En quelques heures, à Berlin, plusieurs dirigeants européens ont proposé une force multinationale en Ukraine.
Cette annonce a visé à sécuriser une paix négociée, alors que les combats se sont brièvement calmés.
L’initiative a réuni le Royaume-Uni, la France, l’Allemagne et le Danemark, avec un appui américain assumé.
Depuis des mois, les discussions sur des garanties de sécurité animaient les sommets européens et atlantiques.

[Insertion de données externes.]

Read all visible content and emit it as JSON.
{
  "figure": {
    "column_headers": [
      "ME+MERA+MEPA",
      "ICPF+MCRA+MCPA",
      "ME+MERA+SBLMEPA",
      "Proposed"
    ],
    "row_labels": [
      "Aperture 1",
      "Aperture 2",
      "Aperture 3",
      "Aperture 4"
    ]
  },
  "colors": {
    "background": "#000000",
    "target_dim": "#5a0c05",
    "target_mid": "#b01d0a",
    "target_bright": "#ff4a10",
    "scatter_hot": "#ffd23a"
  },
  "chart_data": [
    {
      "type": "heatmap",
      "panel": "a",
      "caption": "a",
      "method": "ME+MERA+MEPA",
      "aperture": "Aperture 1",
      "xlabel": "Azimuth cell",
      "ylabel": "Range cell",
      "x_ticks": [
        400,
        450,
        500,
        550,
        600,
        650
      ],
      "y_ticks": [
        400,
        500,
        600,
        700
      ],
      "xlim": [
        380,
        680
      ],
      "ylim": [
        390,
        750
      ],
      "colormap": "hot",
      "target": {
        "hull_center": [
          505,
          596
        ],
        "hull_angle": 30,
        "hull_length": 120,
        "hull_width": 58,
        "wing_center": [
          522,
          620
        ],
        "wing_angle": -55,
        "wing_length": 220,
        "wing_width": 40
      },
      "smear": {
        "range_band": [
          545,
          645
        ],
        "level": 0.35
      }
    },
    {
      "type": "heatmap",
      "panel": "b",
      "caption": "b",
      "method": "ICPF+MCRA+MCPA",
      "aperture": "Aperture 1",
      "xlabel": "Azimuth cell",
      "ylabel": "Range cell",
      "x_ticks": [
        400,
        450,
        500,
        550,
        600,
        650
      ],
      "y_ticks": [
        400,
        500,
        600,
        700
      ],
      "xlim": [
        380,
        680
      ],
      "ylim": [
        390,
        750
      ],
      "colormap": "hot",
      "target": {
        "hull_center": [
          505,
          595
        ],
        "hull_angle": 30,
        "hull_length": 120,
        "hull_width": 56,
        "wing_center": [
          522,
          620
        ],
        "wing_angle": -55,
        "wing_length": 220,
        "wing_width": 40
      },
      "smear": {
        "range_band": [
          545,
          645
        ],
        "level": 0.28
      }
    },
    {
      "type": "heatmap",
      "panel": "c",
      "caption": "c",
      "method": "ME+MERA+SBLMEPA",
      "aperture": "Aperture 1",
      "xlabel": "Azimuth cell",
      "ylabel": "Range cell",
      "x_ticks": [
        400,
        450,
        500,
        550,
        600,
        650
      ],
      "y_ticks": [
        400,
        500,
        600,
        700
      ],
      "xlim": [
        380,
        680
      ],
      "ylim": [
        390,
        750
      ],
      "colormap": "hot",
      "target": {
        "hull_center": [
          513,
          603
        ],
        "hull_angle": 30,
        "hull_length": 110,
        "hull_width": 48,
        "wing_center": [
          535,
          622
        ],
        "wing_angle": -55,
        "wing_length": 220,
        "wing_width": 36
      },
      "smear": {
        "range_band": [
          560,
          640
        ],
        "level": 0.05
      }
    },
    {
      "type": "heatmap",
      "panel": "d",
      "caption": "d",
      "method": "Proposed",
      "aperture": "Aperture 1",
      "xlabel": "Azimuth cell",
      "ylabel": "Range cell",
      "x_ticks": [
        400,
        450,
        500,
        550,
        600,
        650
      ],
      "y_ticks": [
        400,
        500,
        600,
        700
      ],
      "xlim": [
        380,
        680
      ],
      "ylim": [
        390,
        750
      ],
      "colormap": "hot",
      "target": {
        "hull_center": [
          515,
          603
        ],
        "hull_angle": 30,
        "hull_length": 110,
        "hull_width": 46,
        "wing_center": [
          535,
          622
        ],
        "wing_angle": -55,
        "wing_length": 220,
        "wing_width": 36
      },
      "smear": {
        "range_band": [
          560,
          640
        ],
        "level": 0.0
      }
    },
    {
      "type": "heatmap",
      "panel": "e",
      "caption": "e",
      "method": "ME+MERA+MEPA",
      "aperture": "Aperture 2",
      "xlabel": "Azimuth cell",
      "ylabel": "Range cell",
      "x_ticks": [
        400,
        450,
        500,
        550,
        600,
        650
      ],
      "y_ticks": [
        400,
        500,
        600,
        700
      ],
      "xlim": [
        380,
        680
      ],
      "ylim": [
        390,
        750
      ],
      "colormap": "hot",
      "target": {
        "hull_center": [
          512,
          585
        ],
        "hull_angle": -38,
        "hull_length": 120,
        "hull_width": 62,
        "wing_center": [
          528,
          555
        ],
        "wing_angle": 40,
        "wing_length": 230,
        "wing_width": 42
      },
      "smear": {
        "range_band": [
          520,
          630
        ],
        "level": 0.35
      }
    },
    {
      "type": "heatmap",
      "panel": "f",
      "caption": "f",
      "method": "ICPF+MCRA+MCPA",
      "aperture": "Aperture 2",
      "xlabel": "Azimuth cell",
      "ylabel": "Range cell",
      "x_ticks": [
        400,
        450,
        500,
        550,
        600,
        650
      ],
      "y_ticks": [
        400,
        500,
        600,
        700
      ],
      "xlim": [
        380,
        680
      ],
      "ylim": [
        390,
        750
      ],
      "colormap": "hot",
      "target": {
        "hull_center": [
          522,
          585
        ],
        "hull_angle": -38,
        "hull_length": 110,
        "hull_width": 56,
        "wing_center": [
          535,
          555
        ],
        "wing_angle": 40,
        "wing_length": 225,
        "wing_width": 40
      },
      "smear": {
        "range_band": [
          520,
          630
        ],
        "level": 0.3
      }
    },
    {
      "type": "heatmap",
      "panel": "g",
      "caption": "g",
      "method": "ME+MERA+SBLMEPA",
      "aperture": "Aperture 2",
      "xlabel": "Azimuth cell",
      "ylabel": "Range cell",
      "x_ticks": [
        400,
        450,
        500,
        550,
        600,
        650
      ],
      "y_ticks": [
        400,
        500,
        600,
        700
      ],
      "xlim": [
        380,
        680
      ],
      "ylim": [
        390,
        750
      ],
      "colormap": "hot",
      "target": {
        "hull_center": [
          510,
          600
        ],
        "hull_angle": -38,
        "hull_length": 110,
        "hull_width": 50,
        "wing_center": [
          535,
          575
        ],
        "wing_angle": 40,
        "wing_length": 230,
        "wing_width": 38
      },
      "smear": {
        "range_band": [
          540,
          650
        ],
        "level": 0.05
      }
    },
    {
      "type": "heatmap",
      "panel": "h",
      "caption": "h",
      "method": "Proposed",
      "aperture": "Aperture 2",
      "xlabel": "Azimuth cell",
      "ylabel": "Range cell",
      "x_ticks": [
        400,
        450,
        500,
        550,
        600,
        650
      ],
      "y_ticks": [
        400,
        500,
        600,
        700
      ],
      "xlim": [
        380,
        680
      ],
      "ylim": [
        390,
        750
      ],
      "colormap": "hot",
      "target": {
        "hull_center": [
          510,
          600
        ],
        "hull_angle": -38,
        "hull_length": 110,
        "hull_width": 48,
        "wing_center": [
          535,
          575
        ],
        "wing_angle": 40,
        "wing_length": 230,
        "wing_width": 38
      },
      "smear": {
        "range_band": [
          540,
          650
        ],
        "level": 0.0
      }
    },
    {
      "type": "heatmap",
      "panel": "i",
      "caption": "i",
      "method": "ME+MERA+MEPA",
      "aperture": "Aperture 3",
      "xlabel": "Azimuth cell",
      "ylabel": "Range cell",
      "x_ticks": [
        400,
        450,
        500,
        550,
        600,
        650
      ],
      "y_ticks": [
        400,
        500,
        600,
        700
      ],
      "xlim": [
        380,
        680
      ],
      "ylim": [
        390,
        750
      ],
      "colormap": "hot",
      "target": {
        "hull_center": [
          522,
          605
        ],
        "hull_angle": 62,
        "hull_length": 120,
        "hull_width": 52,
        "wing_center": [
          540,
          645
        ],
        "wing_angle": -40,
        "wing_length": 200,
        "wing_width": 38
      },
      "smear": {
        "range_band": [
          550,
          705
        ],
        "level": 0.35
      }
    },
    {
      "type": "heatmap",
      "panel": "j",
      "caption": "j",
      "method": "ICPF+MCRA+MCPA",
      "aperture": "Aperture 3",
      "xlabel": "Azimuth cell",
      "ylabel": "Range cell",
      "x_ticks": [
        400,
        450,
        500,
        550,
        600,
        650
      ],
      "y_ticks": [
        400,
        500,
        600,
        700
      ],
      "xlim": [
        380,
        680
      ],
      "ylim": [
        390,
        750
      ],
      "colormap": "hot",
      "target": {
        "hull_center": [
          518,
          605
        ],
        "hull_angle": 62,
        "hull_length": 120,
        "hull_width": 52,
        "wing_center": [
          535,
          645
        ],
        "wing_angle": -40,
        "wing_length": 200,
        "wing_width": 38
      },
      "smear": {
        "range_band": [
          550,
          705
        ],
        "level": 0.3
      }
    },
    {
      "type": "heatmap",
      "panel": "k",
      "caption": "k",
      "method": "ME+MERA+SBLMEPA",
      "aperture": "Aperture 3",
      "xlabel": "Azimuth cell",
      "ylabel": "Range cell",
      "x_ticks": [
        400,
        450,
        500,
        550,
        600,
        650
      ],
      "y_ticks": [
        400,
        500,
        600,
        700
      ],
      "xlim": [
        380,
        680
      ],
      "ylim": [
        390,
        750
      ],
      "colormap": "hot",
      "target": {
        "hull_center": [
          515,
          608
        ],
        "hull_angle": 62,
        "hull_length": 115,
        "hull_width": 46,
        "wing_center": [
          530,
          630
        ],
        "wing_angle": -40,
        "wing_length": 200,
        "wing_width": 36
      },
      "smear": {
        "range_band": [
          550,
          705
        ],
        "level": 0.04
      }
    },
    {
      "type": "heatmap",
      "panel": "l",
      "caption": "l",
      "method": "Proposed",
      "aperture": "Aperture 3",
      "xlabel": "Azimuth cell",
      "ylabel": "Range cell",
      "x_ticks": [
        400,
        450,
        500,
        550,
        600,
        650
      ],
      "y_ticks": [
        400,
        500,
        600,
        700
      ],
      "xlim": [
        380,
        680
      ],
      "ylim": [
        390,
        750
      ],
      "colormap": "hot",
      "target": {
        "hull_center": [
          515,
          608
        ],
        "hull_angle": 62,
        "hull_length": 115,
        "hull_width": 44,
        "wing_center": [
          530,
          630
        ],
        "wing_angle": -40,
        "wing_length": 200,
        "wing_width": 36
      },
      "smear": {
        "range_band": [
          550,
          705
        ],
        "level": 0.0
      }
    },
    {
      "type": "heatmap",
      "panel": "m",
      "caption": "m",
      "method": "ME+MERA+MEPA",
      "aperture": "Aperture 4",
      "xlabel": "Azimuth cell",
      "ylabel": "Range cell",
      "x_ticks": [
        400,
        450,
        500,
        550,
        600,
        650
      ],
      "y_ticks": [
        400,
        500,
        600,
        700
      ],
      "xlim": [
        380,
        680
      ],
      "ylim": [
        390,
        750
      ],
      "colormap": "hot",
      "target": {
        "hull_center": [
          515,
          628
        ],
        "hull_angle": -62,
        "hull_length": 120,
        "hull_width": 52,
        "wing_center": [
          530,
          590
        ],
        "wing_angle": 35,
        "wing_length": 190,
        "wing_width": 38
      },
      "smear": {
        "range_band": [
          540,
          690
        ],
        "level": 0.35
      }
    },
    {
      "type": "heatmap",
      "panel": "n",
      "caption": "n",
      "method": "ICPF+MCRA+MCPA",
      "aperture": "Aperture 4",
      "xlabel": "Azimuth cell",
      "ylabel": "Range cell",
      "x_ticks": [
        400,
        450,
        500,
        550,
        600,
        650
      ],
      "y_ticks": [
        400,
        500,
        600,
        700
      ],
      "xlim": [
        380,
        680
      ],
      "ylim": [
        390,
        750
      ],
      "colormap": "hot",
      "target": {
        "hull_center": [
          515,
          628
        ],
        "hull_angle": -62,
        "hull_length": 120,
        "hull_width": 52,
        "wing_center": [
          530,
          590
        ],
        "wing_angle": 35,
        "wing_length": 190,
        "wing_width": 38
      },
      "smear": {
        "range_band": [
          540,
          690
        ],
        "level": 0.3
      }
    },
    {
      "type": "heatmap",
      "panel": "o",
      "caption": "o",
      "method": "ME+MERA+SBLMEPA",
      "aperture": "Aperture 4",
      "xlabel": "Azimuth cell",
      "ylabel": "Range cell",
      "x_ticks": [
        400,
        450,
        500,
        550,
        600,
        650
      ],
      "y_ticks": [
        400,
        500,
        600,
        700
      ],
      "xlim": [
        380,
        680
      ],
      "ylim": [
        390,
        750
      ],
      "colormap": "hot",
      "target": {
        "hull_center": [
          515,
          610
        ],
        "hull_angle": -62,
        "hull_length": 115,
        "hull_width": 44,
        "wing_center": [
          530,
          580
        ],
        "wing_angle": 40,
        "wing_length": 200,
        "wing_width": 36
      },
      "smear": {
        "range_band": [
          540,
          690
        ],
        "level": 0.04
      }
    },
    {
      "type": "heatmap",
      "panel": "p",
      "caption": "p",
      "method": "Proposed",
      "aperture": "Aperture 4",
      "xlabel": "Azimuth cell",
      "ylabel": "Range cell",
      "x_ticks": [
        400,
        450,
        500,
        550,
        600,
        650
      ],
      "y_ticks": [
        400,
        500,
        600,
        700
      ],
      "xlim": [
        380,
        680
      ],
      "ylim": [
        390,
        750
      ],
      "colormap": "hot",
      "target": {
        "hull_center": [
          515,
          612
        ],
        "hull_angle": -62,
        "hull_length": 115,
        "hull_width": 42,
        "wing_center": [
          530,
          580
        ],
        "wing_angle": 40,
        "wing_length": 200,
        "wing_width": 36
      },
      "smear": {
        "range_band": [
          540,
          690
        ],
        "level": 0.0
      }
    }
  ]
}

Les responsables cherchaient des mécanismes crédibles pour éviter une reprise rapide des hostilités.
Cette dynamique s’inscrivait dans un contexte diplomatique lent, mais jugé nécessaire par plusieurs capitales.
À Berlin, Friedrich Merz a accueilli Volodymyr Zelensky lors d’échanges élargis, lundi soir, en présence de Mette Frederiksen.
Le responsable allemand a estimé que la période actuelle offrait une opportunité inédite depuis février 2022.
Selon lui, une trêve devenait envisageable, même si le chemin restait long vers une paix durable.
Les territoires occupés sont restés au cœur des discussions, car ils conditionnent toute négociation sérieuse.
Volodymyr Zelensky a évoqué une souffrance nationale persistante, selon des propos rapportés par Reuters.
La force multinationale s’inscrirait dans des garanties robustes, destinées à dissuader toute nouvelle offensive russe.
Ainsi, cette proposition a émergé alors que les armes se taisaient par intermittence sur le front.
Par le passé, seules des trêves brèves avaient ponctué l’invasion, sans cadre de sécurité durable.
Les Européens misent désormais sur l’unité politique pour crédibiliser une dissuasion collective.
L’Ukraine resterait seule décisionnaire de ses concessions territoriales, ont insisté les participants.